Because $V$ is finite-dimensional, all elements of the spectrum are eigenvalues.
So assume $Tv=\lambda v$. We have $$\tag1 (T-\mu I)v=Tv-\mu v=\lambda v-\mu v=(\lambda -\mu)v. $$ Because $T-\mu I$ is invertible, applying $(T-\mu I)^{-1}$ to both sides and dividing by $\lambda-\mu$ (which is nonzero since $\lambda\in\sigma(T)$ and $\mu\not\in\sigma(T)$), $$\tag2 \tfrac1{\lambda-\mu}\,v=(T-\mu I)^{-1}v. $$ Thus we have shown that $\tfrac1{\lambda-\mu}\in\sigma((T-\mu I)^{-1})$, and that $E(\lambda, T)\subset E(\tfrac1{\lambda-\mu},(T-\mu I)^{-1})$.
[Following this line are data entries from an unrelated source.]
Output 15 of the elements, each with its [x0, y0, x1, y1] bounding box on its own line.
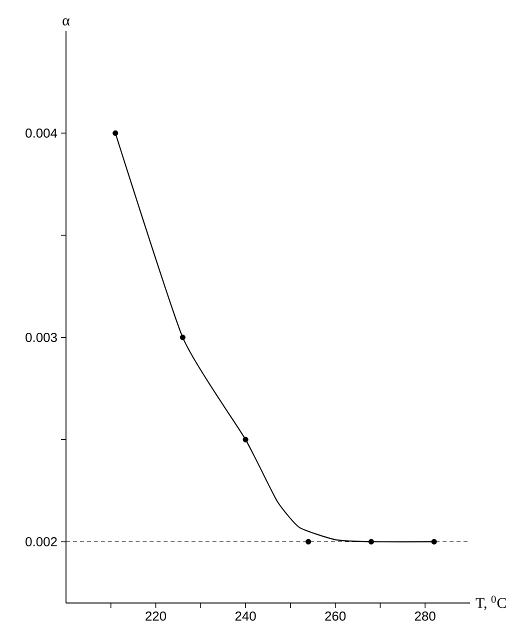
x-tick-label: 260: [325, 612, 346, 621]
x-axis-title: T, $^{0}$C: [476, 596, 506, 610]
y-tick-label: 0.002: [26, 537, 57, 546]
point: [431, 538, 437, 545]
point: [180, 334, 186, 340]
y-tick-label: 0.004: [26, 128, 58, 138]
y-axis-title: α: [62, 18, 70, 26]
point: [112, 130, 118, 136]
x-tick-label: 280: [414, 612, 436, 621]
point: [306, 538, 312, 545]
point: [242, 436, 248, 442]
x-tick-label: 240: [235, 612, 256, 621]
x-tick-label: 220: [146, 612, 166, 621]
point: [368, 538, 374, 545]
y-tick-label: 0.003: [26, 332, 57, 342]
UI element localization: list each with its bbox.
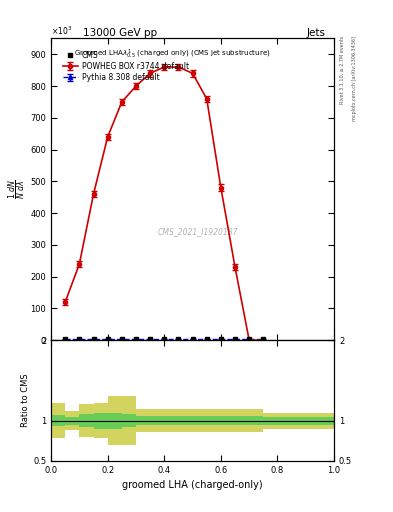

Now, if $w\in E(\tfrac1{\lambda-\mu},(T-\mu I)^{-1})$, we may undo the above: start from $$ \tfrac1{\lambda-\mu}\,w=(T-\mu I)^{-1}w, $$ rewrite it as $$ (T-\mu I) w=(\lambda -\mu) w, $$ and simplify to $Tw=\lambda w$. So $E(\lambda, T)\supset E(\tfrac1{\lambda-\mu},(T-\mu I)^{-1})$.